15.         FINANCIAL INSTRUMENTS WITH OFF-BALANCE SHEET RISK

Southern National is a party to financial instruments with off-balance sheet risk in the normal course of business to meet the financing needs of its customers. These financial instruments include commitments to extend credit, standby letters of credit and guarantees of credit card accounts. These instruments involve elements of credit and funding risk in excess of the amount recognized in the consolidated balance sheet. Letters of credit are written conditional commitments issued by Southern National to guarantee the performance of a customer to a third party. The credit risk involved in issuing letters of credit is essentially the same as that involved in extending loans to customers. We had letters of credit outstanding totaling $17.7 million and $19.2 million as of December 31, 2019 and 2018, respectively.

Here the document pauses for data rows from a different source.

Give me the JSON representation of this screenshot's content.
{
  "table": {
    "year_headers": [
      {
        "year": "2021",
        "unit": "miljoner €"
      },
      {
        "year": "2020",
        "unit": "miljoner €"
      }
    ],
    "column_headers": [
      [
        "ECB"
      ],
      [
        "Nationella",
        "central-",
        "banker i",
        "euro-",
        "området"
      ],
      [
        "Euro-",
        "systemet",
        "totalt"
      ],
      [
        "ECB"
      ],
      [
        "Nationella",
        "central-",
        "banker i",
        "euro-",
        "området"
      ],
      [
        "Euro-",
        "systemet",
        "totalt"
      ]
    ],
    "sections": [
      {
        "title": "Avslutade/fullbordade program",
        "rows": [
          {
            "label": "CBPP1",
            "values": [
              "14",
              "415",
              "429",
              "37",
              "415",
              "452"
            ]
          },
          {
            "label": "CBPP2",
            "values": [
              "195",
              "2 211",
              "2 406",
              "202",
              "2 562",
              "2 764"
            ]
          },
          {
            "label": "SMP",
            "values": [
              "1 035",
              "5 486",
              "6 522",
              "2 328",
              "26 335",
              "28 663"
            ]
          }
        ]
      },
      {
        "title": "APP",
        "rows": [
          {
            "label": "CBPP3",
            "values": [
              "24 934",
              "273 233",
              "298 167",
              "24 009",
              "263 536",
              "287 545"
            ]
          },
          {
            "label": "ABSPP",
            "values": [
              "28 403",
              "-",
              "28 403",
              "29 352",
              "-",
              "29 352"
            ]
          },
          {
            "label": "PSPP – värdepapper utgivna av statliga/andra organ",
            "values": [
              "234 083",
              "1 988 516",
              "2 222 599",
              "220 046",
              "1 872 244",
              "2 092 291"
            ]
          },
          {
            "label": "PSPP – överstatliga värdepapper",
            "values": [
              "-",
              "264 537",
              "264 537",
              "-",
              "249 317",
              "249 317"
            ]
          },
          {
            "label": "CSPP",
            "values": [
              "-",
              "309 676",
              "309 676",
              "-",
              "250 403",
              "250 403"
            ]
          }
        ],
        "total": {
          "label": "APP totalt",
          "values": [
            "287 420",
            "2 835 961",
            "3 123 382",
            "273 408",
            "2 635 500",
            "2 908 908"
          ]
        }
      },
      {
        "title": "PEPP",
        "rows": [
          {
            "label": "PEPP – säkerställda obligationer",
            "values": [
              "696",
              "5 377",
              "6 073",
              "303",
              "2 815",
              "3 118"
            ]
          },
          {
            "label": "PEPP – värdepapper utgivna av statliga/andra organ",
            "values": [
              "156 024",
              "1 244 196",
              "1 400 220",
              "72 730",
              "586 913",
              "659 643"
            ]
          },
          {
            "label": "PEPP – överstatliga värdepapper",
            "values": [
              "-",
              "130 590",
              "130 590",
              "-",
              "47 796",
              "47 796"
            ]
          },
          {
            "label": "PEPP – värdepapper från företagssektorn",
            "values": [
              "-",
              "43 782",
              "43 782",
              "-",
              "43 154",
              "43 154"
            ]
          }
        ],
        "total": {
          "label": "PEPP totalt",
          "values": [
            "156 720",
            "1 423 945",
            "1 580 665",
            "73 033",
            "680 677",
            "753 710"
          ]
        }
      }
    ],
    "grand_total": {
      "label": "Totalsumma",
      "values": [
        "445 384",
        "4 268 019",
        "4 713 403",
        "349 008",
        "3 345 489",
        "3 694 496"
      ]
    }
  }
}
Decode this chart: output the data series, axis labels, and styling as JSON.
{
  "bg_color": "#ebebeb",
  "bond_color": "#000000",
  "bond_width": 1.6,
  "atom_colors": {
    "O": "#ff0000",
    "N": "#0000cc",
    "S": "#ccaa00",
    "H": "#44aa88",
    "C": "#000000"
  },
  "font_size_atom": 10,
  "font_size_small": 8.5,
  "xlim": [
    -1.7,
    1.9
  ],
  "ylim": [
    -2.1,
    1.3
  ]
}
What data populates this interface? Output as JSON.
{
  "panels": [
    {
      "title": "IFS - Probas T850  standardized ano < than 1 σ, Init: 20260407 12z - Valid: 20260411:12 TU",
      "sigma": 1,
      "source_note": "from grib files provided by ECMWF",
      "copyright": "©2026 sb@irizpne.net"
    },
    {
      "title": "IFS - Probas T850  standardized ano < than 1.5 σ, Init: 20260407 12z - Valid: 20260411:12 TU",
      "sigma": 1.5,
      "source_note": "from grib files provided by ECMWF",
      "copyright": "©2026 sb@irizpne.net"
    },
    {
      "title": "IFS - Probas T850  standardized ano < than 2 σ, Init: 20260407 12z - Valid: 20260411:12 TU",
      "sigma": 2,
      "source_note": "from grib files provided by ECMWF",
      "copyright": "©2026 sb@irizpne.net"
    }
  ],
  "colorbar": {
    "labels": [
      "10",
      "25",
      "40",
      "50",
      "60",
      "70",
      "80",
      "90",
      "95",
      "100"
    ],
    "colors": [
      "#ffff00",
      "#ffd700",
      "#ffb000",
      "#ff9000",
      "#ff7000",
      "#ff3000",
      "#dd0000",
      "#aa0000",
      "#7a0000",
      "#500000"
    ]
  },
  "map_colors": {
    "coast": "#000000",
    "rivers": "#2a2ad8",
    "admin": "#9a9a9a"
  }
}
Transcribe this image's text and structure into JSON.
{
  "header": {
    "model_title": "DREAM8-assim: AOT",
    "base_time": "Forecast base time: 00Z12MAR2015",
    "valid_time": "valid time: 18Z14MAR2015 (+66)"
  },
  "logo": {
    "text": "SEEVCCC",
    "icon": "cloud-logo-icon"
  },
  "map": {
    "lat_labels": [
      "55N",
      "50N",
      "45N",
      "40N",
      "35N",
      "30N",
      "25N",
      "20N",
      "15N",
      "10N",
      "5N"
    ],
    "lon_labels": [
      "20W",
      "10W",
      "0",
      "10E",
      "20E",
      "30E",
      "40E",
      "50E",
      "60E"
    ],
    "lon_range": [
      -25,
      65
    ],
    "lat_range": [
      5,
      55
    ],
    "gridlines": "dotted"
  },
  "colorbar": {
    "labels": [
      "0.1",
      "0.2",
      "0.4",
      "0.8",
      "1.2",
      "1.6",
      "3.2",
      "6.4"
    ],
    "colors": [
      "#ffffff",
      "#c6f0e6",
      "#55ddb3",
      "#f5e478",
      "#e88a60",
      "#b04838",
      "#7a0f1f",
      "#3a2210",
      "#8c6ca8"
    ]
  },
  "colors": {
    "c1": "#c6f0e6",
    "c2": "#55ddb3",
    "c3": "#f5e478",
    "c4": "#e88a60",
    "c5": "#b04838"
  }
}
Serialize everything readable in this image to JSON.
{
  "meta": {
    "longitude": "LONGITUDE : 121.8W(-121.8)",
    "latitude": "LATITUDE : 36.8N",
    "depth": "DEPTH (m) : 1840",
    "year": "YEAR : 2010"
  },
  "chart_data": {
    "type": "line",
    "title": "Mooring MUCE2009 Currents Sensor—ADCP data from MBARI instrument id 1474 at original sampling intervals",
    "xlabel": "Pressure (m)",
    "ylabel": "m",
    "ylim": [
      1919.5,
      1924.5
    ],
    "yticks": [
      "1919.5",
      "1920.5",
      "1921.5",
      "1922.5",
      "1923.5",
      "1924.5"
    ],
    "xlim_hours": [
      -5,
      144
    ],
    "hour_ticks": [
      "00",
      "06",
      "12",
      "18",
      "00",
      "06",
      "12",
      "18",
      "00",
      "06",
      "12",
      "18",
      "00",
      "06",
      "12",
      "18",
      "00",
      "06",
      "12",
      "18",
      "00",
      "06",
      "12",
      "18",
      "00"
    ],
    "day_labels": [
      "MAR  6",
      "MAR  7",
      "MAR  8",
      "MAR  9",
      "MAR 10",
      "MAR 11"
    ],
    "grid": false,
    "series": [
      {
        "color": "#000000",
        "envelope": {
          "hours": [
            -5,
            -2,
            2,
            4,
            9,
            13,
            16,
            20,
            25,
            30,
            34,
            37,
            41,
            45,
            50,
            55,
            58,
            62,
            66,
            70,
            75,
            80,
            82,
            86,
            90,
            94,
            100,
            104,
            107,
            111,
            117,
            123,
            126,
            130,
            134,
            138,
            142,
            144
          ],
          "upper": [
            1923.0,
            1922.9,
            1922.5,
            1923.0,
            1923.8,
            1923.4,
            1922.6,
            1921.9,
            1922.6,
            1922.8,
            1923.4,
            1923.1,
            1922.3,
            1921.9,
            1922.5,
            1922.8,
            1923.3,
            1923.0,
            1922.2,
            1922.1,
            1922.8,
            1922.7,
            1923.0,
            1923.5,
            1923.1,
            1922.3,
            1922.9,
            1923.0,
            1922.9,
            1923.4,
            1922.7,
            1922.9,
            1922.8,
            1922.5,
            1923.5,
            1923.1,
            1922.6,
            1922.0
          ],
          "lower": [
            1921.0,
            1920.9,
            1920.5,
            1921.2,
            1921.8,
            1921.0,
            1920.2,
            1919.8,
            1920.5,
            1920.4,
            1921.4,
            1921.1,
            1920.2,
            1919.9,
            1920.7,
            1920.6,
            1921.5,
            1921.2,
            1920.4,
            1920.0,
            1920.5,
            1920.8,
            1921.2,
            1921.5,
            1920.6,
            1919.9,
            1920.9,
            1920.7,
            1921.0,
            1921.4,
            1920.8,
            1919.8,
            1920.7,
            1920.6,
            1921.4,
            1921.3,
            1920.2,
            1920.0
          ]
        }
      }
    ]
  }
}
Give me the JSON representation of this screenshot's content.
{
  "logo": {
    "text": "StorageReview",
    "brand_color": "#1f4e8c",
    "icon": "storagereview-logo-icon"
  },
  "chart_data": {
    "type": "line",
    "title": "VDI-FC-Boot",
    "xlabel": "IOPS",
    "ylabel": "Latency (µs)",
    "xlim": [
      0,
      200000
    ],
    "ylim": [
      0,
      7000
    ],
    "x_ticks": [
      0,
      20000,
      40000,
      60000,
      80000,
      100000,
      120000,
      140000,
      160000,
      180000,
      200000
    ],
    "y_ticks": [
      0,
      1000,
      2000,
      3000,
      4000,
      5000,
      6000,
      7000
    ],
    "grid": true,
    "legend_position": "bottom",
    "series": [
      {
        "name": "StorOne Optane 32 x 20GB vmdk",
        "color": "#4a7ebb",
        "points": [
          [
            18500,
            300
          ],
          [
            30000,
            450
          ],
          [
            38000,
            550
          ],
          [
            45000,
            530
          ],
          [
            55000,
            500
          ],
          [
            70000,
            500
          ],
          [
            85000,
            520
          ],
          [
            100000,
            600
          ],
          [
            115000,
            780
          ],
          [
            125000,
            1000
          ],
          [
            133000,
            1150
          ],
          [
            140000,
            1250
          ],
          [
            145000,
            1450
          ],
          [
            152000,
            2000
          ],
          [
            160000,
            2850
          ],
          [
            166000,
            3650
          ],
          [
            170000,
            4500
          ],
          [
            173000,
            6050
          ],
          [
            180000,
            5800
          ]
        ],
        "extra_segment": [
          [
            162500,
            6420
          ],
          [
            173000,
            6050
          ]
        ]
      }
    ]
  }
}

Our exposure to credit loss in the event of nonperformance by the other party to the financial instruments for commitments to extend credit and letters of credit is based on the contractual amount of these instruments. We use the same credit policies in making commitments and conditional obligations as we do for on-balance sheet instruments. Unless noted otherwise, we do not require collateral or other security to support financial instruments with credit risk.

Commitments to extend credit are agreements to lend to a customer as long as there is no violation of any condition established in the contract. Commitments are made predominately for adjustable rate loans, and generally have fixed expiration dates of up to three months or other termination clauses and usually require payment of a fee. Since many of the commitments may expire without being completely drawn upon, the total commitment amounts do not necessarily represent future cash requirements. We evaluate each customer’s creditworthiness on a case-by-case basis.

At December 31, 2019 and 2018, we had unfunded lines of credit and undisbursed construction loan funds totaling $324.8 million and $339.2 million, respectively. Virtually all of our unfunded lines of credit and undisbursed construction loan funds are variable rate.